Overgrazing and tilling practices in the past in the West made soil less porous; now those soils struggle to hold onto water. This increases evaporation and decreases the amount of time that water has to seep into the soil making the climate dryer.

“Functioning of land as a sponge, has been less effective because of degradation.” Rangwala said.

In Gunnison,Colorado, the San Juan Mountain Institute worked to build rock dams near streams and meadows to slow down the flow of water. That helps new vegetation grow and repair those ecosystems, he said.

In southwestern Colorado and the Four Corners region, farmers, ranchers and local communities rely heavily on snowpack for water supply. As temperatures rise, snow melts faster, particularly in lower elevations. That makes water availability a big concern, Rangwala said.

No growing season is the same, but in dry years, some farmers and ranchers must cut back on their water use, by choosing not to grow certain thirsty crops, like alfalfa, or fallowing some fields entirely.

For Indigenous farmers, it is a hard choice not to give their crops enough water because the earth, the plants, and the animals are an extension of their own families, Brandon Francis, a Navajo farmer and educator, said.

“It’s not an economic choice,” he said. “It’s a cultural choice and it’s a spiritual choice, and it’s very hard.”

Rippling impacts on Indigenous food systems

Not having access to traditional foods negatively impacts Indigenous people’s health, not only physically but mentally because it disconnects them from their culture and from their communities, Landsing said.
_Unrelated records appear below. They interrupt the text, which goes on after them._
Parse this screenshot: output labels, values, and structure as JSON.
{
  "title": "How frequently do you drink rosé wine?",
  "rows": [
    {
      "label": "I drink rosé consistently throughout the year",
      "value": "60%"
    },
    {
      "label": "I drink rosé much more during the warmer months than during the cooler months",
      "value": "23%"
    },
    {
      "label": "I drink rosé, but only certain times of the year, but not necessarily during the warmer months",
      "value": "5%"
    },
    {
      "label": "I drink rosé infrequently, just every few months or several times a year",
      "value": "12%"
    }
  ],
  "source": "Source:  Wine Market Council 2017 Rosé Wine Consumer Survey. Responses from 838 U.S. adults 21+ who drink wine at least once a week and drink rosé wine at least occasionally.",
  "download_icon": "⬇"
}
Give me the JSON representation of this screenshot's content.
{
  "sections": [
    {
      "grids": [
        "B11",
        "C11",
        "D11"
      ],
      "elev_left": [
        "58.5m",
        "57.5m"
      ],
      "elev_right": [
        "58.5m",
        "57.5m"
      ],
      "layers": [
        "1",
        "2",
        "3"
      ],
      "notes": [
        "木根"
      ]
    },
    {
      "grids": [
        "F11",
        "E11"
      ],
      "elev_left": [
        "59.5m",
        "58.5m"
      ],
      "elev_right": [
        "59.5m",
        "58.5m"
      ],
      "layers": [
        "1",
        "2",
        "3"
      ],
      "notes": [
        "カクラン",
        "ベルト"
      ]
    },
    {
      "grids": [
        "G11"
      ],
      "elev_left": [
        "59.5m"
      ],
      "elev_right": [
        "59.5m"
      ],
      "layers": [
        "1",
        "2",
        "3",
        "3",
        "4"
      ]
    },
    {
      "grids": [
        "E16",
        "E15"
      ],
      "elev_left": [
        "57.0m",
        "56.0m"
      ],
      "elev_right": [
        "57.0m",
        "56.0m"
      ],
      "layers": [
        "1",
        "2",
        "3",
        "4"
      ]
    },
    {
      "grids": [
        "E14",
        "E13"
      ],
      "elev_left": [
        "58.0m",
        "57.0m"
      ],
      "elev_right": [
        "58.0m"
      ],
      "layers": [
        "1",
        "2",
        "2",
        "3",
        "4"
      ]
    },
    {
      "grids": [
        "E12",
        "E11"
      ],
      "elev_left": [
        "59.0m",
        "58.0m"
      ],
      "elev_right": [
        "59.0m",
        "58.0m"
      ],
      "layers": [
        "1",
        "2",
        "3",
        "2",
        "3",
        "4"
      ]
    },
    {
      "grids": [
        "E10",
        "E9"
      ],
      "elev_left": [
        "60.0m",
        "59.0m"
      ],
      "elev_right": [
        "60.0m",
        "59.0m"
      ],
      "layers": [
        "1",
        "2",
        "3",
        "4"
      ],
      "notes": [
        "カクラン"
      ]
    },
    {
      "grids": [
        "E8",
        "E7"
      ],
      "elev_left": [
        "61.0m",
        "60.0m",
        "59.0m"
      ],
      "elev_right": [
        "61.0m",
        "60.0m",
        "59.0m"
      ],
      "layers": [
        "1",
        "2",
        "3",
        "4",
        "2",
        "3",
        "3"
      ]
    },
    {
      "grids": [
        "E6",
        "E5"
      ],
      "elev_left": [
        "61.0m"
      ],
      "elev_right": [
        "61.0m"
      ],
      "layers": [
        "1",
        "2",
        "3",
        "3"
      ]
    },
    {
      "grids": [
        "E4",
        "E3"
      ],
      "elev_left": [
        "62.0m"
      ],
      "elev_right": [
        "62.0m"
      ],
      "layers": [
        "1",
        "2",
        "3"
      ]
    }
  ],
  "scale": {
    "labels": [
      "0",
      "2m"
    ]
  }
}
One of the most significant crops for many Indigenous communities is corn because it is used in ceremonies and is relied upon as a source of strength and resilience, Francis said.

For Navajo people, caring for those seeds through generational seed saving keeps the culture and people alive. Francis has been farming his whole life. For him, food provides a sense of connection and kinship that keeps tradition and culture alive.

“It’s one of the ways we can reconnect with the earth is through food, and I really enjoy that aspect,” Francis said. “Everyone has to eat.”

That connection to food changed with U.S. reservation policies for many Indigenous communities.

The Ute tribes, for example, used to cover territory across the state of Colorado. Their reservation now takes up a small portion of Colorado, New Mexico, and Utah, cutting them off from their original land and hunting grounds.

The U.S. government gave tribes food that their bodies were not used to digesting, such as flour, sugar, and canned meats. That has had significant effects on their physical and mental health, Landsing said.

“It takes 15 generations for a group of people to adapt to a new food,” she said.

Traditional food practices connect Indigenous people to their culture and knowledge that was taken from them, while they heal generational trauma that has been passed down, she said.

“Traditional foods don’t just physically nurture our bodies,” she said, “but they nurture our bodies at a microcellular level that heals from the inside out.”

Indigenous communities will continue to evolve with the changes, Landsing said. They’ve been doing it for generations.

“Our traditional food systems rely entirely on our cultures, our knowledge, our ecosystems, our social structures. So, when change in the climate happens, it affects all of those,” Landsing said. “However, we are some of the most adaptive people on the planet.”